EuG: Anonymisierende Wirkung der Pseudonymisierung
EuG: Anonymisierende Wirkung der Pseudonymisierung

EuG: Anonymisierende Wirkung der Pseudonymisierung

Was der Eine pseudonymisiert, kann für den Anderen anonym sein. So könnte man eine Entscheidung des europäischen Gerichts zusammenfassen. Die Entscheidung des EuG (Urteil vom 26. April 2023 – T‑557/20, ECLI:EU:T:2023:219) hat unser geschäftsführender Gesellschafter Rechtsanwalt Paul C. Johannes kommentiert und seine Bedeutung für die Praxis eingeordnet (Veröffentlicht als Urteilsanmerkung in RDV 4/2023, 254).

Die Leitsätze der Entscheidung können wie Folgt zusammengefasst werden:

1. Pseudonymisierte Daten, die ein Verarbeiter an einen anderen Datenempfänger übermittelt, sind keine personenbezogene Daten, wenn der Datenempfänger nicht über die Mittel verfügt, die betroffenen Personen zu re-identifizieren (Rn. 94 ff).

2. Ob der Datenempfänger über die Mittel zur Re-Identifizierung verfügt, bedarf einer risikoorientierten Abwägung und Prüfung im Einzelfall (Rn. 78 ff.)

3. Persönliche Sichtweisen oder Meinungen ohne identifizierende Merkmale sind nicht grundsätzlich personenbezogene Daten. Im Einzelfall können sie aufgrund ihres Inhalts, ihres Zwecks oder ihrer Auswirkungen mit einer bestimmten Person verknüpft sein, wodurch sie personenbezug haben können (Rn. 73).

Anmerkung
Die Entscheidung nimmt zur Frage der anonymisierenden Wirkung einer Pseudonymisierung Stellung und bejaht diese Möglichkeit im Ergebnis grundsätzlich.

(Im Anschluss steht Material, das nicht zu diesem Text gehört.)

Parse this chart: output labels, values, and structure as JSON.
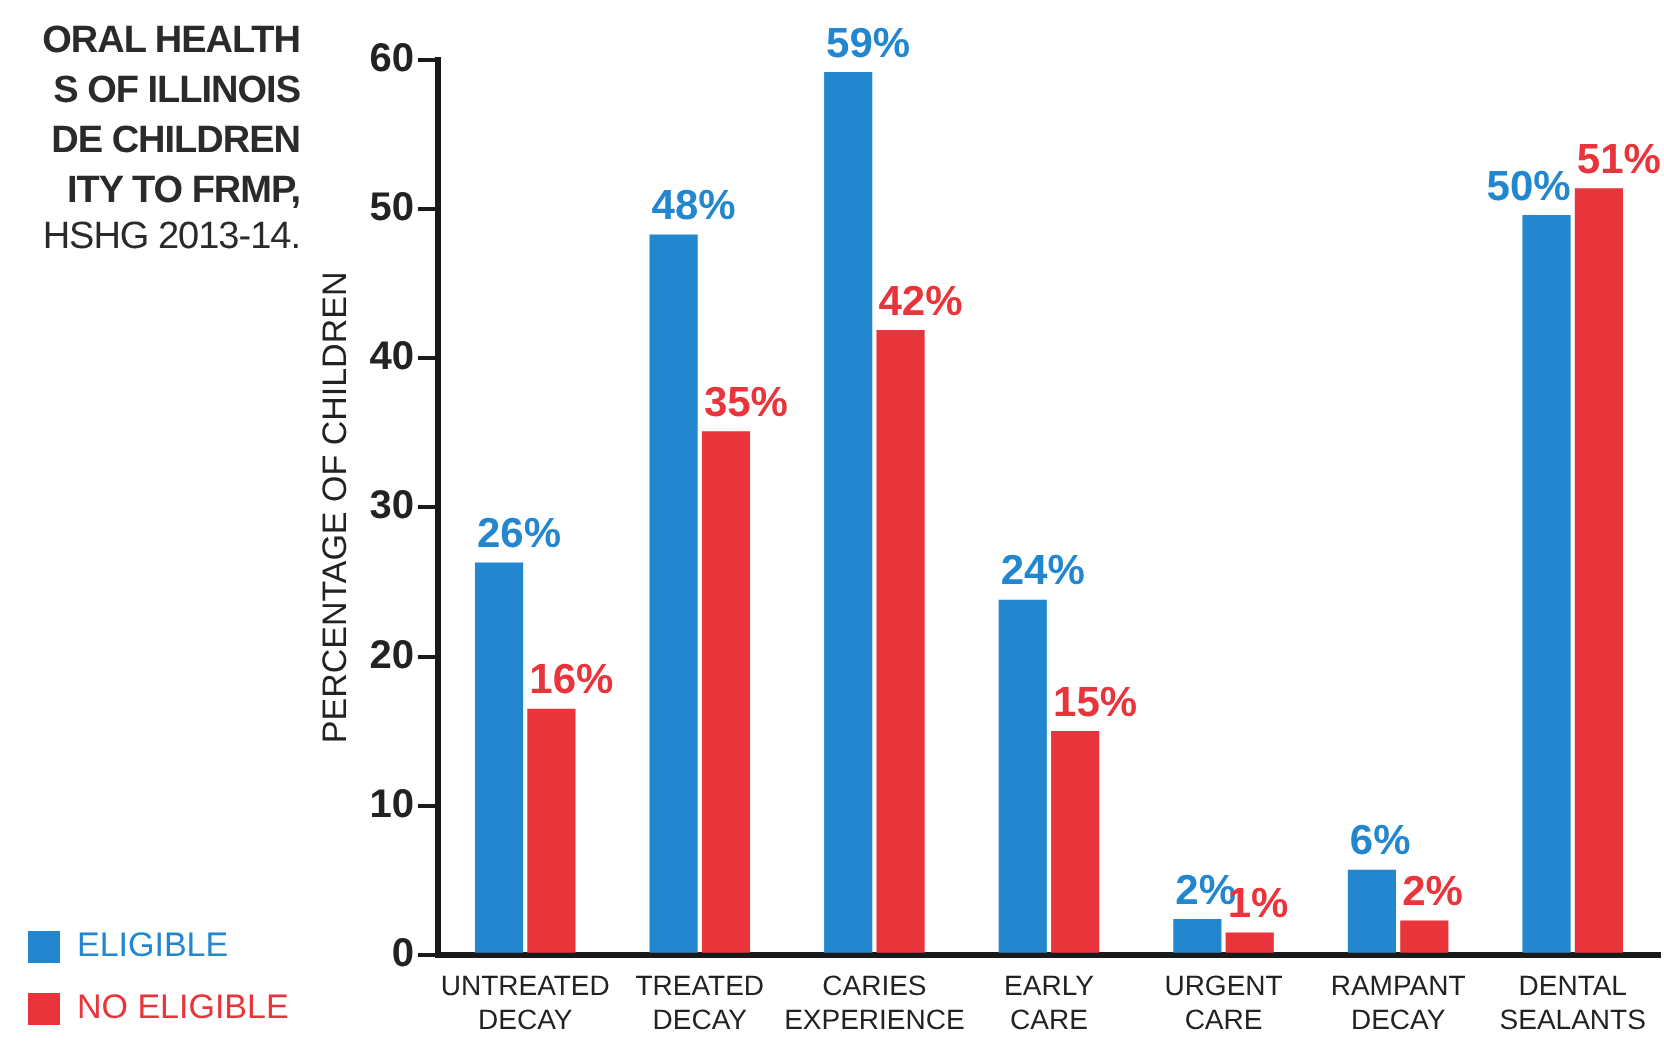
{
  "chart_data": {
    "type": "bar",
    "title": "ORAL HEALTH\nS OF ILLINOIS\nDE CHILDREN\nITY TO FRMP,",
    "subtitle": "HSHG 2013-14.",
    "ylabel": "PERCENTAGE OF CHILDREN",
    "categories": [
      "UNTREATED DECAY",
      "TREATED DECAY",
      "CARIES EXPERIENCE",
      "EARLY CARE",
      "URGENT CARE",
      "RAMPANT DECAY",
      "DENTAL SEALANTS"
    ],
    "series": [
      {
        "name": "ELIGIBLE",
        "color": "#2387d0",
        "values": [
          26.3,
          48.3,
          59.2,
          23.8,
          2.4,
          5.7,
          49.6
        ],
        "value_labels": [
          "26%",
          "48%",
          "59%",
          "24%",
          "2%",
          "6%",
          "50%"
        ]
      },
      {
        "name": "NO ELIGIBLE",
        "color": "#e8343a",
        "values": [
          16.5,
          35.1,
          41.9,
          15.0,
          1.5,
          2.3,
          51.4
        ],
        "value_labels": [
          "16%",
          "35%",
          "42%",
          "15%",
          "1%",
          "2%",
          "51%"
        ]
      }
    ],
    "ylim": [
      0,
      60
    ],
    "yticks": [
      0,
      10,
      20,
      30,
      40,
      50,
      60
    ],
    "grid": false,
    "legend": "left"
  }
}
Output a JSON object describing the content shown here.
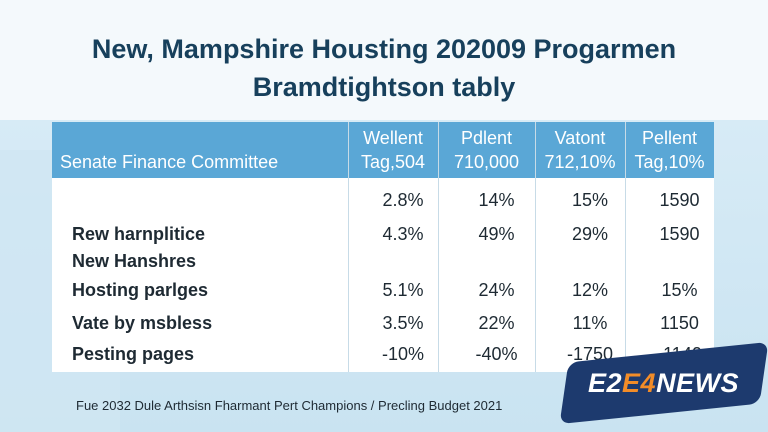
{
  "title_line1": "New, Mampshire Housting 202009 Progarmen",
  "title_line2": "Bramdtightson tably",
  "committee_label": "Senate Finance Committee",
  "columns": [
    {
      "name": "Wellent",
      "sub": "Tag,504"
    },
    {
      "name": "Pdlent",
      "sub": "710,000"
    },
    {
      "name": "Vatont",
      "sub": "712,10%"
    },
    {
      "name": "Pellent",
      "sub": "Tag,10%"
    }
  ],
  "rows": [
    {
      "label": "",
      "values": [
        "2.8%",
        "14%",
        "15%",
        "1590"
      ]
    },
    {
      "label": "Rew harnplitice",
      "values": [
        "4.3%",
        "49%",
        "29%",
        "1590"
      ]
    },
    {
      "label": "New Hanshres",
      "values": [
        "",
        "",
        "",
        ""
      ]
    },
    {
      "label": "Hosting parlges",
      "values": [
        "5.1%",
        "24%",
        "12%",
        "15%"
      ]
    },
    {
      "label": "Vate by msbless",
      "values": [
        "3.5%",
        "22%",
        "11%",
        "1150"
      ]
    },
    {
      "label": "Pesting pages",
      "values": [
        "-10%",
        "-40%",
        "-1750",
        "-1140"
      ]
    }
  ],
  "footer": "Fue 2032 Dule Arthsisn Fharmant Pert Champions / Precling Budget 2021",
  "logo": {
    "part1": "E2",
    "part2": "E4",
    "part3": "NEWS"
  },
  "colors": {
    "header": "#5aa7d6",
    "title": "#17405c",
    "logo_bg": "#1d3a6e",
    "logo_accent": "#f28c28"
  }
}
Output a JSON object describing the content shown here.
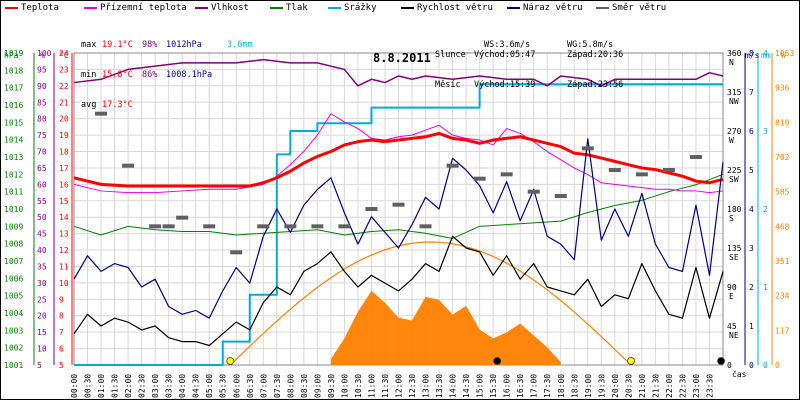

Das Gericht der Europäischen Union (EuG) ist ein eigenständiges europäisches Gericht, das dem Europäischen Gerichtshof (EuGH) nachgeordnet ist, und unter anderem für direkte Klagen natürlicher oder juristischer Personen gegen Maßnahmen oder Unterlassen von Maßnahmen der Gemeinschaftsorgane zuständig ist.

Die Entscheidung ergeht zu einer Entscheidung des europäischen Datenschutzbeauftragten (EDSB) gegen eine europäische Behörde. Rechtsentscheidend sind daher hauptsächlich Bestimmungen der Verordnung (EU) 2018/1725, die nach deren Art. 2 Abs.1 für die Verarbeitung personenbezogener Daten durch alle Organe und Einrichtungen der Union gilt. Sie geht als speziellere Norm der DS-GVO vor und ersetzt die dort noch in Art. 2 Abs. 3 genannte Verordnung (EG) Nr. 45/2001. Die DS-GVO sieht ihrerseits die Anpassung der Verordnung (EG) Nr. 45/2001 vor, um einen soliden und kohärenten Rechtsrahmen im Bereich des Datenschutzes in der Union zu gewährleisten.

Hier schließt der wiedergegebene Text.